Redaksi - Kamis, 24 April 2025 20:11 WIB
Pentingnya Pendidikan Antikorupsi, Bentuk Generasi Muda Berintegritas
Ilustrasi.(Foto: Ist)
kabarmelayu.comJAKARTA - Inspektur Jenderal (Irjen) Kementerian Dalam Negeri (Kemendagri), Sang Made Mahendra Jaya menekankan pentingnya pendidikan antikorupsi di sekolah, sebagai upaya untuk membentuk karakter antikorupsi sejak dini dan menyiapkan generasi muda yang jujur dan berintegritas.
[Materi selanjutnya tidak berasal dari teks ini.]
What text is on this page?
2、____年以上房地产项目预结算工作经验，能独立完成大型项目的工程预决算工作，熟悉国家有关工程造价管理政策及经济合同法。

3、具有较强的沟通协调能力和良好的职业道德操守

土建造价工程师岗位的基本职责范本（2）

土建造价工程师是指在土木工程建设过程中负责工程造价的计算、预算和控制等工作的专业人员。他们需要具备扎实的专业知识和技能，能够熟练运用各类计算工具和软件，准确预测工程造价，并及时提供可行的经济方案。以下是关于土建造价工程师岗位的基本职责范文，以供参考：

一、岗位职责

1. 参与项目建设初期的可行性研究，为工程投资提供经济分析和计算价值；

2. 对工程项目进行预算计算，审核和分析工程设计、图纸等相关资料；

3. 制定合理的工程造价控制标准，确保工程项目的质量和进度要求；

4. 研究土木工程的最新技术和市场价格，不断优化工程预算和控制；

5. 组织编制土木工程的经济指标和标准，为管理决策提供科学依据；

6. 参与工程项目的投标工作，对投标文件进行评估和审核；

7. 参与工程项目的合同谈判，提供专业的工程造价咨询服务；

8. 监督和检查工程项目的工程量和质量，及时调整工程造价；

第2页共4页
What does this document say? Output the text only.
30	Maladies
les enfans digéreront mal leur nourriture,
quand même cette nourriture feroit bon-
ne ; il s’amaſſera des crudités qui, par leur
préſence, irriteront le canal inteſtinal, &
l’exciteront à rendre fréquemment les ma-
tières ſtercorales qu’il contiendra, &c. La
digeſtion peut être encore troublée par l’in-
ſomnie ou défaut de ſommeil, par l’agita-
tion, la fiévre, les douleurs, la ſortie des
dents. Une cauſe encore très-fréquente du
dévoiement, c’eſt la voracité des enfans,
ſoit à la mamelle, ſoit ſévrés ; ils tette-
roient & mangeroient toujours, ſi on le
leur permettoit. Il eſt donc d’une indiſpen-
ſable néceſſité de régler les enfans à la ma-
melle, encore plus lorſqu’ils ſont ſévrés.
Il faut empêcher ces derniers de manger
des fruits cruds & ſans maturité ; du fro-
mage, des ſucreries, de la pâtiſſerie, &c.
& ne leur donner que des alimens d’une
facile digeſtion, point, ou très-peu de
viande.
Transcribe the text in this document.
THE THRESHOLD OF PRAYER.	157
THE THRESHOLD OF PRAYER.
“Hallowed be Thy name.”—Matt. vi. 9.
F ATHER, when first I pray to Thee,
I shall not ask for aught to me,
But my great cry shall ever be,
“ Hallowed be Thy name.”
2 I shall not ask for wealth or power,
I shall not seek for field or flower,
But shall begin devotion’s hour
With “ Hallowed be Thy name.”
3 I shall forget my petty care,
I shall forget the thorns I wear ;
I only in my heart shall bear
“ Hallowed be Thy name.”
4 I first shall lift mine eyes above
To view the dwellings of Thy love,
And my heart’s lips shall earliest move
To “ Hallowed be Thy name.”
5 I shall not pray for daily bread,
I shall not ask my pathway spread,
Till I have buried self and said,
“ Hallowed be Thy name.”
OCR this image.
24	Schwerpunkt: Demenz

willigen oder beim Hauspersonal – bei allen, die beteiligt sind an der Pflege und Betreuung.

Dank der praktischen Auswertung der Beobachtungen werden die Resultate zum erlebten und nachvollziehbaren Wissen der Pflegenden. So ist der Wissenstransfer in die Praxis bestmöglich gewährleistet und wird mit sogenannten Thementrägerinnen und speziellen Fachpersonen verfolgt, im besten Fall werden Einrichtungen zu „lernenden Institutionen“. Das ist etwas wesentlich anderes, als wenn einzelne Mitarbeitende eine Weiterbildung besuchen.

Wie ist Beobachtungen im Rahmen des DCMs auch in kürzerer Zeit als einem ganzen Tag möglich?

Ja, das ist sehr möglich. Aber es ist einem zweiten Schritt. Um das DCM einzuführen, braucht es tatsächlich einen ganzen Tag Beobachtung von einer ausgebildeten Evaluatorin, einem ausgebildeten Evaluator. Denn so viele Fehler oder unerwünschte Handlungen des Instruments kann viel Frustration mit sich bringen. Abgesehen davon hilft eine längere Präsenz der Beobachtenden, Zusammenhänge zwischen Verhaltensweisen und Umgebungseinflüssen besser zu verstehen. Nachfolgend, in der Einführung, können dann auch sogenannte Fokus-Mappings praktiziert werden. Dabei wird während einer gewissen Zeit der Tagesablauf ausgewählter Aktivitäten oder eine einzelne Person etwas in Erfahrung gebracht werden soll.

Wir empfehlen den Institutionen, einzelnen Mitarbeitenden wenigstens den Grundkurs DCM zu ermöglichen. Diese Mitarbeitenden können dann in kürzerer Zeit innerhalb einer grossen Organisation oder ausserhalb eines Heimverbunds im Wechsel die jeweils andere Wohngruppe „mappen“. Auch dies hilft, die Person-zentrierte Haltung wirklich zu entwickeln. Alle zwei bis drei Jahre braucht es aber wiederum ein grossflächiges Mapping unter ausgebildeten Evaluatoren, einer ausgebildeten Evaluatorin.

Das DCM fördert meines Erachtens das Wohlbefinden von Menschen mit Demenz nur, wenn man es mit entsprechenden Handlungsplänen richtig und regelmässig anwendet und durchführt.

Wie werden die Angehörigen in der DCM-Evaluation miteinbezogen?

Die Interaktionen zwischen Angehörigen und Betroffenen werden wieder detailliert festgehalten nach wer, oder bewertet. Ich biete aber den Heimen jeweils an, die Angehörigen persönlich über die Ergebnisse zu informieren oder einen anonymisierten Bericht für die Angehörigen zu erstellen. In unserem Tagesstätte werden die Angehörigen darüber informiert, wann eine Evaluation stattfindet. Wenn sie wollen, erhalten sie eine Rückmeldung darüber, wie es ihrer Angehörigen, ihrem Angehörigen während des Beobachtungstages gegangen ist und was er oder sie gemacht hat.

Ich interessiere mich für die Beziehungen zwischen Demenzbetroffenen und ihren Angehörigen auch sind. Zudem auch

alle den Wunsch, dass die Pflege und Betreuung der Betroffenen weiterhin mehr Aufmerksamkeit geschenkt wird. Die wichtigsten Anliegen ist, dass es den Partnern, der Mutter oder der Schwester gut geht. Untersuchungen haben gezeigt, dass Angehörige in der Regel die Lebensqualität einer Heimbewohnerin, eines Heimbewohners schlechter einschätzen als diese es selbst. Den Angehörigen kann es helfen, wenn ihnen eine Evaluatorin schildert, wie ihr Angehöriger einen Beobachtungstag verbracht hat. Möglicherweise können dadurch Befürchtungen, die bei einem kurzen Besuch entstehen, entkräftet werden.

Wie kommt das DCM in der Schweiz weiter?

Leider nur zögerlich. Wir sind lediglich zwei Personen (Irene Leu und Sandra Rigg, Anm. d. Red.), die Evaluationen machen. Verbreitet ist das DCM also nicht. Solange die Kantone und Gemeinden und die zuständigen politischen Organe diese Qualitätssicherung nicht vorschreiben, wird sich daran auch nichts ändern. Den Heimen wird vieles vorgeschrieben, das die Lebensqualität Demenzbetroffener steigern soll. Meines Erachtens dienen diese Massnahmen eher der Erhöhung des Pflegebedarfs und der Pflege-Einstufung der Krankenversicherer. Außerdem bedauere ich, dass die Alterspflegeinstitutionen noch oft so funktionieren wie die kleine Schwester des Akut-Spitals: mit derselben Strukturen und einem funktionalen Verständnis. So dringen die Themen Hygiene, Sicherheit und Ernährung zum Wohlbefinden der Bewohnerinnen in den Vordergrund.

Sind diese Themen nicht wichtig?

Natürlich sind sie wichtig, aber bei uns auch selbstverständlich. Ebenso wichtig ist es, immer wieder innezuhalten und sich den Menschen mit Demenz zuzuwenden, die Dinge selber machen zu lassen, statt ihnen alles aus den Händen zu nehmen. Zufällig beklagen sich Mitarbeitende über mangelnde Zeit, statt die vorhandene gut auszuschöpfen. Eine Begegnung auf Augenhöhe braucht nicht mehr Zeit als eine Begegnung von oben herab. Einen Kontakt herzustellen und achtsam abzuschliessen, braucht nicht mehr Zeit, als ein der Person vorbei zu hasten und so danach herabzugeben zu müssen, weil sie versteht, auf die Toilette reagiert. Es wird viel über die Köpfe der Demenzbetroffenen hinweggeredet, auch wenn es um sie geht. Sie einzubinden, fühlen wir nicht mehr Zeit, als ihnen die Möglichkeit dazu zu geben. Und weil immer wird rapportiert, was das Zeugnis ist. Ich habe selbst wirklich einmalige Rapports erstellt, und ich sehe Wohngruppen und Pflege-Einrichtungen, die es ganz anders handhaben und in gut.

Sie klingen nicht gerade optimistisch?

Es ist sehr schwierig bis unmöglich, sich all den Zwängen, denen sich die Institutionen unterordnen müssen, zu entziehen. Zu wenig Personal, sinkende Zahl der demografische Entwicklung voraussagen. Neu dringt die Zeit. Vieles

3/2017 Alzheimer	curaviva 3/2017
Sang Made Mahendra Jaya mengungkapkan, tujuan pendidikan antikorupsi ini banyak sekali, diantaranya menanamkan nilai-nilai kejujuran tanggung jawab dan integritas, membentuk karakter yang anti korupsi, dan membentuk budaya anti korupsi.

"Tujuan lainnya memberikan pengetahuan dan pemahaman tentang korupsi, membentuk keterampilan dan keahlian untuk melawan korupsi, serta menghapus budaya korupsi yang dianggap wajar," katanya dalam peluncuran Indeks Integritas Pendidikan Antikorupsi 2025 disiarkan melalui YouTube KPK RI, Kamis (24/4/25).

Baca Juga:

Irjen Kemendagri menambah, manfaat pendidikan antikorupsi di sekolah yakni membantu menciptakan generasi yang lebih sadar akan dampak negatif korupsi.

Berikutnya mmenguatkan budaya antikorupsi di masyarakat, membantu membentengi generasi penerus bangsa agar tidak terjerumus dalam korupsi.

Baca Juga:

Kata dia, pada masa PAUD dan SD pembentukan karakter lebih besar prosinya dan mudah diterima, sementara ilmu pengetahuan yang diterima pada masa PAUD dan SD lebih sedikit porsinya. Maka semakin bertambah usia prosi ilmu pengetahuan akan semakin banyak.

"Karakter yang tertanam sejak usia dini akan melekat kuat dalam batin dan pikiran bahkan bisa menjadi prinsip dalam menjalani kehidupan," ucapnya.

Sang Made Mahendra Jaya berharap kedepannya komitmen semua pihak untuk mendukung Pendidikan antikorupsi di Indonesia.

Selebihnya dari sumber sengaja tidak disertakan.